Les dommages causés à Dixmude sont inestimables !…

Ce n’est que le 20 octobre que nous avons pu quitter la ville, après avoir séjourné pendant 12 jours dans la cave.

Nous avons hissé sur une charrette le père et la mère B…, pauvres vieux dénués de toutes ressources et nous avons franchi le pont du Marché aux Pommes, qui a beaucoup souffert de la mitraille. L’auberge Au Passeur gisait au milieu du Marché aux Pommes et nous avons eu toutes les difficultés imaginables pour continuer notre chemin parmi toutes ces ruines éparpillées. Ce n’était pourtant qu’un début…

Sur la digue des Saules, un rempart de poutres, de quartiers de briques et de pierres de taille entravaient la circulation. Il nous fallut plus d’une demie heure de travail avant que nous nous eûmes frayé un passage. Une vingtaine de mètres plus loin, c’était la même chose.

Rompus de fatigue et littéralement trempés de transpiration nous arrivâmes enfin aux Lindekens. Les obus y avaient creusé des entonnoirs d’au moins cinq mètres de diamètre et de deux mètres de profondeur.

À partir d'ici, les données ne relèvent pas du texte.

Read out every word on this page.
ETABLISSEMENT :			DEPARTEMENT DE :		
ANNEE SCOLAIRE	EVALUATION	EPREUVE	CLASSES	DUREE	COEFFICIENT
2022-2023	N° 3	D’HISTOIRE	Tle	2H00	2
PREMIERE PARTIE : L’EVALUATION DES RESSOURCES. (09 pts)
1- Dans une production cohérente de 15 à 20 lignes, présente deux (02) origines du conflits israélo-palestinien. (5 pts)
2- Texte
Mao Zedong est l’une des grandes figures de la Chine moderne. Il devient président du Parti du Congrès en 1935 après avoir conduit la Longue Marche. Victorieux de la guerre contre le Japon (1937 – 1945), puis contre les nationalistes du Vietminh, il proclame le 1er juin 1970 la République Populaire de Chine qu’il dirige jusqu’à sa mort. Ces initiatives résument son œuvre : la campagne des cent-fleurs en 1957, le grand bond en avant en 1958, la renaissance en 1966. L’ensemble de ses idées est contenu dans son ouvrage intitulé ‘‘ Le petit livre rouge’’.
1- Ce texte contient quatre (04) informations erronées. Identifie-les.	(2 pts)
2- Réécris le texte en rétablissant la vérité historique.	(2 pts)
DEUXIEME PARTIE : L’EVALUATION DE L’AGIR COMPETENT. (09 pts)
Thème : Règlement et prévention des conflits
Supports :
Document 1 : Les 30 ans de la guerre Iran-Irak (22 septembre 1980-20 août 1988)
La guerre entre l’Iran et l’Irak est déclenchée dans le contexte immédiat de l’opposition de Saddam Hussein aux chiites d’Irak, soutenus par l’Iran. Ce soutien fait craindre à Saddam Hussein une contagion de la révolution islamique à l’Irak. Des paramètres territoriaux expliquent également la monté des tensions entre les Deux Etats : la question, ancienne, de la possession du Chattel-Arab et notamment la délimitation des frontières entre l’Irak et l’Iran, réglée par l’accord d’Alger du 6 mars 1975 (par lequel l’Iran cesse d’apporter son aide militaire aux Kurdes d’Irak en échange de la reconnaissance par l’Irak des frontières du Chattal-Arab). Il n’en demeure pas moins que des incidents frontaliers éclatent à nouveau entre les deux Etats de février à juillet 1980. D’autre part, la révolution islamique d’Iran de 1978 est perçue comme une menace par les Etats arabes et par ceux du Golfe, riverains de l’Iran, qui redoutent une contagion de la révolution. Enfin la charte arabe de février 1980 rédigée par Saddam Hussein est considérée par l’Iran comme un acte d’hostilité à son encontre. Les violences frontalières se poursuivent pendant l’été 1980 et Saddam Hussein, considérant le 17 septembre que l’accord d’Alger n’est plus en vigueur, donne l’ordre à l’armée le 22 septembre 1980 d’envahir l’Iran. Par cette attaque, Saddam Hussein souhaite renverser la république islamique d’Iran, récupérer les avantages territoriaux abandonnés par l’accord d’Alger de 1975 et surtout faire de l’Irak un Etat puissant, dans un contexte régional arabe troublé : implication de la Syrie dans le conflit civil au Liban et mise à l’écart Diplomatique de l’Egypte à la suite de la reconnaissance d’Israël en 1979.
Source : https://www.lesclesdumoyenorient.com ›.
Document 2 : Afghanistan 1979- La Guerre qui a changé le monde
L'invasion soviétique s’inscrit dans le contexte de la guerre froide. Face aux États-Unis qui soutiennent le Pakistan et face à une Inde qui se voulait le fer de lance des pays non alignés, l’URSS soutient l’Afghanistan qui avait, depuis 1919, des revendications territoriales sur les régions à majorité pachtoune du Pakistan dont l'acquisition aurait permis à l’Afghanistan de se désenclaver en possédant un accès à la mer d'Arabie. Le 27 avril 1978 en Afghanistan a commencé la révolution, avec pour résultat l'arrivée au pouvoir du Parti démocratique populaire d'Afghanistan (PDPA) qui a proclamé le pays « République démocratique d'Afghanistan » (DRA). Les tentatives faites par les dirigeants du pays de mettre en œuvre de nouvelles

Nous étions de nouveau en panne.

Un brave soldat vint à notre aide. Il prit la femme B… comme un enfant et la porta par delà les endroits dangereux. « Et, maintenant, c’est au tour de bon-papa » dit-il en riant. « Oui, mon ami, c’est la guerre, nous devons tous être courageux ». Dans l’entretemps, je luttais avec la charrette que je parvins enfin à faire franchir les obstacles. Nous continuâmes notre chemin. Au Haut-Pont nous pûmes heureusement passer quoique l’eau baignait notre « auto ».

Je dus souffler un instant. Si on m’eut présenté 100 francs pour lever du sol, un fardeau de 10 kilos et le poser sur la charrette, j’eus certes essayé, mais je n’aurais pas réussi.

Nous avions mis une heure et demie pour faire ce trajet de dix minutes. C’est vous dire que cela n’allait pas à l’aise.

Mon repos fut de courte durée. On disait que nous avions déjà resté trop longtemps à Dixmude. C’était vrai, mais il faut convenir qu’on tient pourtant à sa maison et à ses biens, n’est-ce pas ?

Et notre caravane se mit à nouveau en mouvement ! Arrivés à la Barrière nous dûmes suivre trois soldats à cheval, qui nous conduisirent à Furnes le long du chemin de fer, où notre charrette s’enfonça à plusieurs pouces de profondeur dans les cendres. Nous atteignîmes ainsi Oostkerke et arrivâmes à Furnes par Eggewaerts-Capelle.

Notre petite troupe s’était accrue entretemps. Des femmes et des enfants pleurant de fatigue, nous accompagnaient, mais on ne pouvait relayer en présence du danger.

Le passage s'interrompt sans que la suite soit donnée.